Hidden Histories of Computing Reading List

February 5th, 2017

From Marie Hicks, author of Programmed Inequality. Catch her Thu. 2/9 6pm at the Co-op!

Behind the popular narratives of bluster, boy geniuses, and hero-entrepreneurs lie stories about the people and events who made computing what it is today: an enormously powerful and dangerous tool embedded within a web of complex social and economic relations. This history allows us to see computing for the bundle of contradictions it really is, rather than simply viewing it as a triumphant example of technological “progress.”

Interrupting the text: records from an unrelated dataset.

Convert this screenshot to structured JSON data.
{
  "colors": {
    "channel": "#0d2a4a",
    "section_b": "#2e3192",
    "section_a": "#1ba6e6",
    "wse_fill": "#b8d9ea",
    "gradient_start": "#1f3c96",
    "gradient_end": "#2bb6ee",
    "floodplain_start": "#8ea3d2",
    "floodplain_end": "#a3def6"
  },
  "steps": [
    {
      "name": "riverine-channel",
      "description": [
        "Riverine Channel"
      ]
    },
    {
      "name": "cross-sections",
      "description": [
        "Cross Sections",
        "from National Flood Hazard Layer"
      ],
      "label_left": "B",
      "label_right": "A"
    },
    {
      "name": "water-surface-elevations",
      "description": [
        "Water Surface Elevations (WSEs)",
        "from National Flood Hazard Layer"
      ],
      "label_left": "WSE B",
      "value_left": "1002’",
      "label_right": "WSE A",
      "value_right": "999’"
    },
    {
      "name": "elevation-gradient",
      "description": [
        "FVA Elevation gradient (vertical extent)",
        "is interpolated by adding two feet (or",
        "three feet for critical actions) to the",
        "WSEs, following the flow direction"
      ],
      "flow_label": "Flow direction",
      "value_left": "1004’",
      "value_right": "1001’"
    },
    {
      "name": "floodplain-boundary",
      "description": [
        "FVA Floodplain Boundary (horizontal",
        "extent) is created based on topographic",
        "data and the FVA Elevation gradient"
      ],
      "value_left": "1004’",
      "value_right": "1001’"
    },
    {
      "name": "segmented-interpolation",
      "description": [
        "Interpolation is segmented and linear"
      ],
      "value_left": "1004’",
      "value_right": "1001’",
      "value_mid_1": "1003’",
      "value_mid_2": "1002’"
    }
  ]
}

  • Hidden Figures by Margot Shetterly - Shetterly, who grew up among the women in her book, rewrites the history of NASA highlighting the labor of black women mathematicians who made key contributions to the space program and the efforts to put a man on the moon.
  • Recoding Gender by Janet Abbate - Abbate’s book is an excellent, detailed overview of the depressing downward trajectory of women in computing in the US and UK since the early days of computing.
  • Programmed Inequality by Marie Hicks - In this cautionary tale, Hicks shows how gender discrimination scuttled the British computer industry and led to larger problems for Britain on a national and global level.
  • The Intersectional Internet ed. Safiya Umoja Noble and Brendesha M. Tynes - This collection of essays looks at the recent past to discuss how networked computing technology intersects with social movements to produce unexpected results.
  • The Classification of Sex by Donna Drucker - Drucker’s book asks what Alfred Kinsey’s pioneering research would have looked like without the machines he used to crunch his data—and shows why this matters to our understanding of sexuality today.
  • Let IT Go by Stephanie Shirley - Stephanie “Steve” Shirley’s autobiography is a heartfelt rollercoaster of a narrative that takes us through the computer pioneer’s life, from her escape from the Holocaust through the building—and letting go—of her multimillion dollar company.
  • IBM and the Holocaust by Edwin Black - Black meticulously shows how IBM’s machines and management aided in the deportation and execution of Jewish people (and others) targeted by the Nazi regime.
  • Pioneer Programmer by Jean Jennings Bartik - Bartik’s autobiography is a fascinating and highly readable account of one the “ENIAC girls” (really, ENIAC women), that shows the work they did was far more advanced and important than previously understood.
  • The Computer Boys Take Over by Nathan Ensmenger - Ensmenger discusses why the gender flip in US computing in the 1960s and 1970s was as much about constructing new stereotypes of masculinity as it was about the content of computing work.
  • Gender Codes ed. Tom Misa - A collection of essays by leading scholars in the history of computing that sheds light on gendered contradictions in different aspects of early computing.